I want to add the selected file through Fileupload
control on DataGrid while selecting Like Gmail Or Yahoo attachment.
How to do this while selecting the file.
推荐答案
打开单击添加附件.只需将文件保存在temp Loaction上,然后在该数据表中创建数据表和附件的详细信息即可.
最后,将此数据表作为listview的数据源.
在发送邮件时,您可以清除数据表并删除附件文件
On Click on add attachment.

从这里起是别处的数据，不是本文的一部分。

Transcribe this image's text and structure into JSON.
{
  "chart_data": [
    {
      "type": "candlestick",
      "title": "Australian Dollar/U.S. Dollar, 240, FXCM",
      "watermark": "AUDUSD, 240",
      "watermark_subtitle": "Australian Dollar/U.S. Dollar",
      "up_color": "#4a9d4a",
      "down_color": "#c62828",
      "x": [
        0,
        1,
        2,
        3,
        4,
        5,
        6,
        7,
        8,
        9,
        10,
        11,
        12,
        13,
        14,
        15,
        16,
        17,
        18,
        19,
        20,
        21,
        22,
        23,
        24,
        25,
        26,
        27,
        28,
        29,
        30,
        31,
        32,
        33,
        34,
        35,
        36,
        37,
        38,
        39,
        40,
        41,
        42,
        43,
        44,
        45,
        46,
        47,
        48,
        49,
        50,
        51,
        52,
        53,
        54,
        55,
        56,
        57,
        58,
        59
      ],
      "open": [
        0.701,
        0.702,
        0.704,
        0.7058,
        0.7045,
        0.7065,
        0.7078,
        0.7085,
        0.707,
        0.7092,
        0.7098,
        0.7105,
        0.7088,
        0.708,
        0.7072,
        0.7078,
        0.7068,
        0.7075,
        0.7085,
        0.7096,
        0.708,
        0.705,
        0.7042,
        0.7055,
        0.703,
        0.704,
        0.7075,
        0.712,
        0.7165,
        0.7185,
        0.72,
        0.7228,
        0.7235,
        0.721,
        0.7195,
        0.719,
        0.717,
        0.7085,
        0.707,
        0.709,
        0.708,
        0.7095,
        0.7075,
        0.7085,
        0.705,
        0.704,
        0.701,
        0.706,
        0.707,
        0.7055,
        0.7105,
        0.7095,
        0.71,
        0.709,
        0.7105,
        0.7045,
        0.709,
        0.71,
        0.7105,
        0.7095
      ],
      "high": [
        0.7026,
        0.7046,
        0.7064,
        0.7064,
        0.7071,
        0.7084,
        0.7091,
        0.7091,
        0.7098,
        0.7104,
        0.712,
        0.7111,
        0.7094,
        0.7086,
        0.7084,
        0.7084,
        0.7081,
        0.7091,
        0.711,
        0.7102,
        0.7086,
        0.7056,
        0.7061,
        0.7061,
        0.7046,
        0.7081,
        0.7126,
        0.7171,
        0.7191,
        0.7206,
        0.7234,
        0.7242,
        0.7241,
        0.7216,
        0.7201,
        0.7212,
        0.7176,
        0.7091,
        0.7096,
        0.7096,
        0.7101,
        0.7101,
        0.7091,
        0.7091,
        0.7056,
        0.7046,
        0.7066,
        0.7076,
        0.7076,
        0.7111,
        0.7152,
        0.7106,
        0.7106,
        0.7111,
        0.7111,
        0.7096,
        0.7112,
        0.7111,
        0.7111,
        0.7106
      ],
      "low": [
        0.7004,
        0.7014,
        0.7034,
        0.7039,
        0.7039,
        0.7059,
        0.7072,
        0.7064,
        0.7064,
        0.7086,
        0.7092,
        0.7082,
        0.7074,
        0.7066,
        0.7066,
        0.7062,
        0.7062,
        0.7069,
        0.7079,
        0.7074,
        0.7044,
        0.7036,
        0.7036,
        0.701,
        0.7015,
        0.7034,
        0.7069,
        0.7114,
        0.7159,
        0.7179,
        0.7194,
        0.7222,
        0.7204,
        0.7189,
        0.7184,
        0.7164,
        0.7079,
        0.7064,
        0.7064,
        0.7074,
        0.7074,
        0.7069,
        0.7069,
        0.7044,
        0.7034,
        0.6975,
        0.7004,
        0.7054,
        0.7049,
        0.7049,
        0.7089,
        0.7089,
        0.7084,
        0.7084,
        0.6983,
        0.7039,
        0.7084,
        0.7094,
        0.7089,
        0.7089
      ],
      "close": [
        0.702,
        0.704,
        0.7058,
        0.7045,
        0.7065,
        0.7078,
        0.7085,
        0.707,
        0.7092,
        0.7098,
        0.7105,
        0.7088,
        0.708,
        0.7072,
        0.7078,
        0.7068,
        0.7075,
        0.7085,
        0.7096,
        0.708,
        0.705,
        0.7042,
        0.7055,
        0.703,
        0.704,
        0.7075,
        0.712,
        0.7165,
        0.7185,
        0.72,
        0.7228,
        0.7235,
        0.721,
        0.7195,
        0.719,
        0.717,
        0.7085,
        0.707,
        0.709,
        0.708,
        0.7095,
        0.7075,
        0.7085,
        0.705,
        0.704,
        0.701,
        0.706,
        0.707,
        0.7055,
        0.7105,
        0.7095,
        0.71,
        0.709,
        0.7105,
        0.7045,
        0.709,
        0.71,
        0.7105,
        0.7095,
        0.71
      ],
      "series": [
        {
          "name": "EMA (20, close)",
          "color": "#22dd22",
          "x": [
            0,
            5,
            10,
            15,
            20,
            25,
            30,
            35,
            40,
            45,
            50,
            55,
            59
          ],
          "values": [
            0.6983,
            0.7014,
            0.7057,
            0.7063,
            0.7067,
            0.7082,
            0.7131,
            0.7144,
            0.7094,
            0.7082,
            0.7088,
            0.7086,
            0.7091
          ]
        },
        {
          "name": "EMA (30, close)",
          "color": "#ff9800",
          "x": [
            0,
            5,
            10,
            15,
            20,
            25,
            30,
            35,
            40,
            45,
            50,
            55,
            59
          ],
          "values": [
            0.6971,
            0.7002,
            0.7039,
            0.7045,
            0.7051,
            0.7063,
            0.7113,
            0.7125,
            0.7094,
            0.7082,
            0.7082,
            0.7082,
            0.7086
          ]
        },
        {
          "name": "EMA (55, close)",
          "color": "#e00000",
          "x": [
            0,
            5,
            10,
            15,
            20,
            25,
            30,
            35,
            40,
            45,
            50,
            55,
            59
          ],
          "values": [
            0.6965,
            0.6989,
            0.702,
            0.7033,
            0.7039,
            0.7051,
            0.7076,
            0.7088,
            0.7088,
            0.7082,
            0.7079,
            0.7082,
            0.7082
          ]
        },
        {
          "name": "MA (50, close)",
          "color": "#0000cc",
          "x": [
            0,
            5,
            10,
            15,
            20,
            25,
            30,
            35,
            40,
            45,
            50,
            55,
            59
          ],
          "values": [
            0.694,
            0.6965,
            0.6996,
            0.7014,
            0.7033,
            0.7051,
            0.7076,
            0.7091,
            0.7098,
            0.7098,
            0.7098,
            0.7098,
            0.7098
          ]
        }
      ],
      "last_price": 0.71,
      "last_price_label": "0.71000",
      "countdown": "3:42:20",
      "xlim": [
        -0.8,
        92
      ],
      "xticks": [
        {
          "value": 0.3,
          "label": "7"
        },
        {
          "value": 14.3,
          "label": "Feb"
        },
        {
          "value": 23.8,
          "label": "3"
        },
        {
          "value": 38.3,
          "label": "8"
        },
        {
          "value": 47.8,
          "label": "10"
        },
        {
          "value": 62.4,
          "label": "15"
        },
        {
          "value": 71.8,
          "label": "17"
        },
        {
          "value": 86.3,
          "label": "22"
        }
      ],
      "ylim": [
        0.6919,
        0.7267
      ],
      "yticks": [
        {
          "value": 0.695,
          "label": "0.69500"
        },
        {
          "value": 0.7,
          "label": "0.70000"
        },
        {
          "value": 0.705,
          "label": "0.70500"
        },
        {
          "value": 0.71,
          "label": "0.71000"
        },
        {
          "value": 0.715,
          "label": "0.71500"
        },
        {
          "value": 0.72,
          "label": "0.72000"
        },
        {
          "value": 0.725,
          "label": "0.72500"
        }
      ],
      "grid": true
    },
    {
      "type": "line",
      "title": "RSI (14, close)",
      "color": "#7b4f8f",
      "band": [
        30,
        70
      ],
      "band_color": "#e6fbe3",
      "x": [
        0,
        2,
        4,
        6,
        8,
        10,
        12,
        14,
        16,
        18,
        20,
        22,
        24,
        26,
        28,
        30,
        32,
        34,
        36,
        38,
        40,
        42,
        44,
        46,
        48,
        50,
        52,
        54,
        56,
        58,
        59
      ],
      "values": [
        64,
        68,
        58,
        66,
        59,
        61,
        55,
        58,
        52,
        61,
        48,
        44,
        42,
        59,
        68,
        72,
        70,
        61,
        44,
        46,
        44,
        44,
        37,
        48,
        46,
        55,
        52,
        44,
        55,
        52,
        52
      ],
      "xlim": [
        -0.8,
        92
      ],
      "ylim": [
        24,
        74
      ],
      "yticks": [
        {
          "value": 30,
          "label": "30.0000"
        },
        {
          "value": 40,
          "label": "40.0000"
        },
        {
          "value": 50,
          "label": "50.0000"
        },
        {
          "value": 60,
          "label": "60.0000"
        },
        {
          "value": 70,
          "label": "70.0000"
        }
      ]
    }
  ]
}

Just save file on temp Loaction and Create a datatable and detail of the attachment in that datatable.
And finally give this datatable as datasource of the listview.
And on send mail you can clear the datatable and delete the attachment files
将文件上传控件放置在项目模板中.
Place file upload control in item template.
<columns>
<asp:TemplateField>
<itemtemplate></itemtemplate></columns>
此处的文件上传控件
Here file upload control
<itemtemplate>
</itemtemplate>
-Prashanth
-Prashanth
执行类似的操作:您可以根据需要进行修改
Do something Like this: you can modify this according to your need
Protected Sub Button1_Click(ByVal sender As Object, ByVal e As System.EventArgs) Handles Button1.Click
ListAttachment.Add(New Attachment With {.FileName = "YOr File Name"})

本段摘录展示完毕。